IRISH SCHOLARS BEFORE ST. PATRICK.

“Crom Cruach and his sub-gods twelve,”
Said Cormac, “are but carven treene;
The axe that made them, haft and helve,
Had worthier of our worship been.”
Ferguson.

We are frequently told that before the time of St. Patrick the Irish were an utterly barbarous people like the North American Indians. They had of course an unwritten language, but neither scholars, learning, nor even letters. Vague statements of certain Roman writers are cited in proof of these assertions—we shall appeal to the evidence of facts. The Roman writers of that period knew far less of ancient Ireland than even we do at present. It was beyond the sphere of their knowledge, as well as of their empire. But as a matter of fact the statements of Roman historians, so far as they go, tend to prove that a considerable amount of civilization existed in Erin during the time of the Roman occupation of Britain; and in proof of this statement it is quite enough to examine the history of Cormac Mac Art.

I.—Cormac Mac Art.

The reign of Cormac Mac Art furnishes, perhaps, the most interesting chapter in the history of pre-Christian Ireland. He may be regarded with justice as the greatest king that ever reigned in ancient Erin. He was, as our poets tell us, a sage, a judge, and a scholar, as well as a great prince and a skilful warrior. His reign furnished, indeed, many rich themes for the romantic poets and story-tellers of subsequent ages, in which they greatly indulged their perfervid Celtic imagination. But the leading facts of his reign are all within the limits of authentic history, and are provable by most satisfactory evidence.

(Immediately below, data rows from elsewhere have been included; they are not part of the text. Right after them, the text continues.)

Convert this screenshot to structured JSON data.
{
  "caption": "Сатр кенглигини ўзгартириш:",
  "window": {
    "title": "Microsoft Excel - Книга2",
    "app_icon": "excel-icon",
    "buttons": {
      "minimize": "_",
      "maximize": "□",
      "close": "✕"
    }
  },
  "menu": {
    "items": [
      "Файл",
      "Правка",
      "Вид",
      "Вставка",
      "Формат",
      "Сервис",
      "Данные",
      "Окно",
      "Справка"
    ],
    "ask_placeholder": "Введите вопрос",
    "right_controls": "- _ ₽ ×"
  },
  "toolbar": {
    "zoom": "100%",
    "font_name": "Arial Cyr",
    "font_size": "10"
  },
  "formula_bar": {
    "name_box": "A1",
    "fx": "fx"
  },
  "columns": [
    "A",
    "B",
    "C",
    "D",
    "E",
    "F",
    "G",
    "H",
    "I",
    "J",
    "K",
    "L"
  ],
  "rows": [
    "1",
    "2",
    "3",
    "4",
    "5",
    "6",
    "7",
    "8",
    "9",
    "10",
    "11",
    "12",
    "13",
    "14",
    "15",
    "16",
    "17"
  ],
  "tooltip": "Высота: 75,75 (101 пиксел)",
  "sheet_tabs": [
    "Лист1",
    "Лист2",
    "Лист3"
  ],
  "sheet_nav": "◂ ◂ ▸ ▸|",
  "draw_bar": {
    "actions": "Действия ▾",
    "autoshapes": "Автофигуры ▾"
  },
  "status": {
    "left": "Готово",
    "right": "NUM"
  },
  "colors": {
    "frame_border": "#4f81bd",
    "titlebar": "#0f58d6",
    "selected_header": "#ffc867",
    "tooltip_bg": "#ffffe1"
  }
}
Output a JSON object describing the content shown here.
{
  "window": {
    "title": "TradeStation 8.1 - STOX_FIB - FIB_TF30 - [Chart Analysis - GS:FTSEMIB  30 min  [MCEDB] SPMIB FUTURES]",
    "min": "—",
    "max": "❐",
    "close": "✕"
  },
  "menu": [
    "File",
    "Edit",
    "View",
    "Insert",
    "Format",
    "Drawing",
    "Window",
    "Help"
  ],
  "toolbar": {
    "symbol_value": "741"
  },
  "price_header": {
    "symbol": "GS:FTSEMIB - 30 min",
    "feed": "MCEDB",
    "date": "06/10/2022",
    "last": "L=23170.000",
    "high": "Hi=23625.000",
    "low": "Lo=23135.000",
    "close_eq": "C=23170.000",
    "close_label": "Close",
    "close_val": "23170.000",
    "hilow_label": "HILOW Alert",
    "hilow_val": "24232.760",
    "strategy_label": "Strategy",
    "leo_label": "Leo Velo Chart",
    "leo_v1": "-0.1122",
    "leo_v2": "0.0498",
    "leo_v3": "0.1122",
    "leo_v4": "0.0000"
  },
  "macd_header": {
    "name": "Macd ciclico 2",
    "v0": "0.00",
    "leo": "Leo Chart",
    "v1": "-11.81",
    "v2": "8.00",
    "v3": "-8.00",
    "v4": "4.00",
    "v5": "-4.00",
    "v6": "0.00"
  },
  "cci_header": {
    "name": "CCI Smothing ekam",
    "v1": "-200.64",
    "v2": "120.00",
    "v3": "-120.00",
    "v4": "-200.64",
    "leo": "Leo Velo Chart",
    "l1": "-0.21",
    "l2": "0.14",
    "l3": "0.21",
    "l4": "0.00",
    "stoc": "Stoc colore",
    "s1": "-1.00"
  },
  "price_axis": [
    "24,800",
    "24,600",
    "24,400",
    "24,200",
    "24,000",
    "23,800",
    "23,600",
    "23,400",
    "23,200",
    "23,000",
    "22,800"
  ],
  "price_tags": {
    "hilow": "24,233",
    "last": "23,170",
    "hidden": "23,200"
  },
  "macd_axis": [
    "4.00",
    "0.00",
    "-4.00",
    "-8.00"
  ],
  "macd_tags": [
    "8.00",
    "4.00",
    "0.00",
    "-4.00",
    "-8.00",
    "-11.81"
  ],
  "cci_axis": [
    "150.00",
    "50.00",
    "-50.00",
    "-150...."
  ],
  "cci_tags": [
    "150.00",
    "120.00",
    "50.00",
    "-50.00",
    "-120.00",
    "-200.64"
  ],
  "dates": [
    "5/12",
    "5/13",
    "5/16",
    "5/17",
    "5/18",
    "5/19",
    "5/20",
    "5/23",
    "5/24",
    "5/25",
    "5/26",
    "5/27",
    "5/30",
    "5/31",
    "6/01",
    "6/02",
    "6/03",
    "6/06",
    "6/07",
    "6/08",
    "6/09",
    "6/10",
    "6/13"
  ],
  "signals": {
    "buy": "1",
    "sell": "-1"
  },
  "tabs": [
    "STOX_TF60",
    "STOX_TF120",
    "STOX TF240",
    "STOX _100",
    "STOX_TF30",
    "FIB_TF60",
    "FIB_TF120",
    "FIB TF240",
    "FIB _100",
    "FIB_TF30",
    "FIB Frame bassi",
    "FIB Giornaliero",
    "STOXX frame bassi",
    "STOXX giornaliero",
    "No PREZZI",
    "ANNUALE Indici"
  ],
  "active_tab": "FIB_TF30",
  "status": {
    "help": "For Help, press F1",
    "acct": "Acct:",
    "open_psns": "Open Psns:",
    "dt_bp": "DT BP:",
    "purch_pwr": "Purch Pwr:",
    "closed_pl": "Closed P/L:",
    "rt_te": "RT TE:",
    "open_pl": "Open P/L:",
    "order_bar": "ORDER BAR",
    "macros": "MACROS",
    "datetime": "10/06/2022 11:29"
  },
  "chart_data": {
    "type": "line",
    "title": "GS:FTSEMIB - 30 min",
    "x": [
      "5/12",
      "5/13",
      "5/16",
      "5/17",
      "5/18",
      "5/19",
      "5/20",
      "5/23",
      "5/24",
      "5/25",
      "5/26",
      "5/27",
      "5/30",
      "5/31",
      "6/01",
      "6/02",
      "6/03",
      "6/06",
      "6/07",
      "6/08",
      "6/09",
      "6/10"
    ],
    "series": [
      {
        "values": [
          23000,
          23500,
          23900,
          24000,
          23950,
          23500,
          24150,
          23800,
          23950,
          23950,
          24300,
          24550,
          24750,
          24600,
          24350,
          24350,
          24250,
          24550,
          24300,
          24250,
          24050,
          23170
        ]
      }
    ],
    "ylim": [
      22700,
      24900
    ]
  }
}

Cormac was the son of Art the Solitary, or the Melancholy, as he is sometimes called, and was grandson of the celebrated Conn the Hundred-Fighter. Hence he is sometimes called Cormac O’Cuinn, as well as Cormac Mac Art. His father was slain about the year A.D. 195, in the great battle of Magh Mucruimhe where, as at the battle of Aughrim in the same county, a kingdom was lost and won. Magh Mucruimhe was the ancient name of the great limestone plain extending from Athenry towards Oranmore; and the spot where King Art was killed has been called Tulach Art even down to our own times. It was between Oranmore and Kilcornan, and close to the townland of Moyvaela.[28] The victor in this great battle was Lughaidh, surnamed Mac Con, who had been for many years a refugee in Britain, and now returned with the king of that country and a host of foreigners to wrest the kingdom from Art, who was his maternal uncle. The flower of the chivalry of Munster perished also on that fatal field; for the seven sons of Ollioll Olum who had come to assist King Art, their mother’s brother, were slain to a man on the field or in the rout that followed.

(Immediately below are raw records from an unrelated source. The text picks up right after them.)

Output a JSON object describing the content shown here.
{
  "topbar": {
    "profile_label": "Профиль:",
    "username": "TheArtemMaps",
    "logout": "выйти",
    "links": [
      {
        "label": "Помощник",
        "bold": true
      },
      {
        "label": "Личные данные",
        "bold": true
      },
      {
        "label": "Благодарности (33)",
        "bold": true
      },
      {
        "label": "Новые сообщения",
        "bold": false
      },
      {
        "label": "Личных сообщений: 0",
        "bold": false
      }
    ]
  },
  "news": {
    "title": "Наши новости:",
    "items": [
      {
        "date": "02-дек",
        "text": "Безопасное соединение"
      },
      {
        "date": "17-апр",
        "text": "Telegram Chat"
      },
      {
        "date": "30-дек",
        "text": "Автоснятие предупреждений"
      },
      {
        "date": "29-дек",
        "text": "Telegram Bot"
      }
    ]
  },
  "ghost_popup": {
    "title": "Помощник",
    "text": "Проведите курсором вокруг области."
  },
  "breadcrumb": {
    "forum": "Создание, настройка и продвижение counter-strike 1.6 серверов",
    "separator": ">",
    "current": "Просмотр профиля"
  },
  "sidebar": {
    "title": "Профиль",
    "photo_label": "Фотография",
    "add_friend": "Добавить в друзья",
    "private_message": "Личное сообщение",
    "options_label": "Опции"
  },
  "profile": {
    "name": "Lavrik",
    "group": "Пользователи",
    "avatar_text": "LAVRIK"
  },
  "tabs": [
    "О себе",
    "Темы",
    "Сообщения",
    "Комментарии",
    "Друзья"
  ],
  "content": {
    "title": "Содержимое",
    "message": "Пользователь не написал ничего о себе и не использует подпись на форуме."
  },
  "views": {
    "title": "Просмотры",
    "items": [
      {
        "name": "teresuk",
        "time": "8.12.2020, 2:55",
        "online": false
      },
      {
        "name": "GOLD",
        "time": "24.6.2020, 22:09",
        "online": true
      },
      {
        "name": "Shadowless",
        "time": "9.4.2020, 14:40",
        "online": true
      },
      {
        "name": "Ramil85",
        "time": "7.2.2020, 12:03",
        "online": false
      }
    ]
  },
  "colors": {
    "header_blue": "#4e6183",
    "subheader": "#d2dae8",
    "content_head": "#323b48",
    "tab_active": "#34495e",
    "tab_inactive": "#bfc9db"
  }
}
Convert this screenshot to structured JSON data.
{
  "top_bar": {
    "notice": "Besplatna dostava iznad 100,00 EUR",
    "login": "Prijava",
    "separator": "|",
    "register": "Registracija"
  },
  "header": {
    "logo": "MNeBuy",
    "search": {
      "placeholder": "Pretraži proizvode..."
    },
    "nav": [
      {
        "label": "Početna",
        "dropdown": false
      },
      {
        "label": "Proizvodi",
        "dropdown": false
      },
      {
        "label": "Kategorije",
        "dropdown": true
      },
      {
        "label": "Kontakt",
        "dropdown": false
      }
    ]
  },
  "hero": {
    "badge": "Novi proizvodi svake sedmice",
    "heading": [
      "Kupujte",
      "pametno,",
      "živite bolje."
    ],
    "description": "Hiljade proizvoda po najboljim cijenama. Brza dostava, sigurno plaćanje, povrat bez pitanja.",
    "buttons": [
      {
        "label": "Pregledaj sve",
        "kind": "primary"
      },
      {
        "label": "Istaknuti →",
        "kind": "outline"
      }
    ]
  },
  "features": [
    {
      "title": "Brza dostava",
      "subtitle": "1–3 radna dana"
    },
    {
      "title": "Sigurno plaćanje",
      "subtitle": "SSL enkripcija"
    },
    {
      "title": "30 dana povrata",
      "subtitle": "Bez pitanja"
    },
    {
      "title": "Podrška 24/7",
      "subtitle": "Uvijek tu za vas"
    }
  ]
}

Fortunately for young Cormac, the king’s son, he was just then at fosterage in Connaught, probably with Nia Mor, who was his cousin, and one of the sub-kings of the province at that time. So Mac Con, the usurper, found no obstacle to prevent him assuming the sovereignty of Tara; and we are told that he reigned some 30 years, from A.D. 196 to 226.

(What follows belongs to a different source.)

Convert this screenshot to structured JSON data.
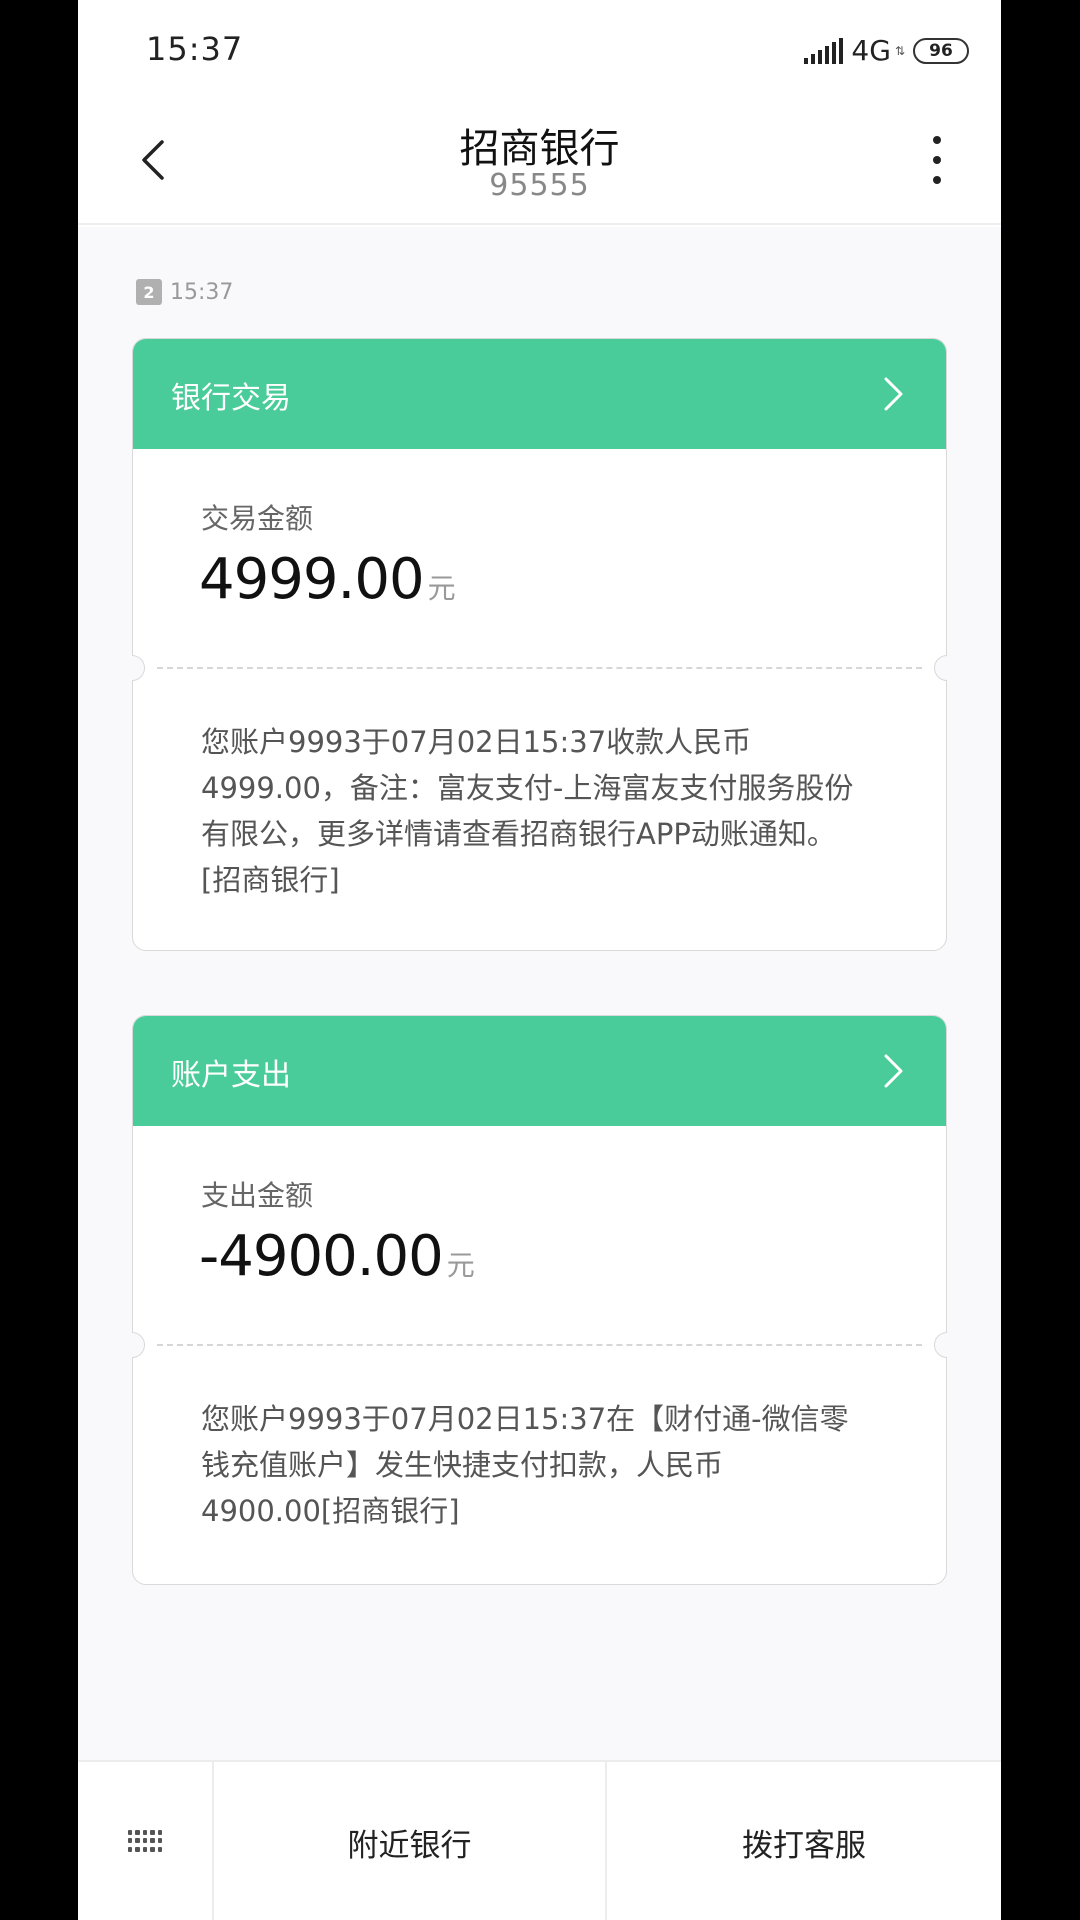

Meantime young Cormac was carefully trained in all martial exercises, as well as in all the learning befitting a king, until he came to man’s estate. Then he came to Tara in disguise, and according to one account, was employed in herding the sheep of a poor widow, who lived close to Tara, when some of the sheep were seized for trespassing on the queen’s private green or lawn. When this case of trespass was brought before the king in his court on the western slope of the Hill of Tara, he adjudged that the sheep should be forfeited for the trespass. “No,” said Cormac, who was present, “the sheep have only eaten of the fleece of the land, and in justice only their own fleece should be forfeited for that trespass.” The bystanders murmured their approval, and even Mac Con himself cried out—“It is the judgment of a king”—for kings were supposed to possess a kind of inspiration in giving their decisions. Then immediately recognising Cormac, whom he knew to be in the country, he tried to seize him on the spot. But Cormac leaped the mound of the Claenfert, and not only succeeded in effecting his escape, but also in raising such a body of his own and his father’s friends, that he was able to drive the usurper from Tara. Mac Con fled to his own relatives in the South of Ireland, where he was shortly afterwards killed, at a place called Gort-an-Oir, near Cahir, in the Co. Tipperary.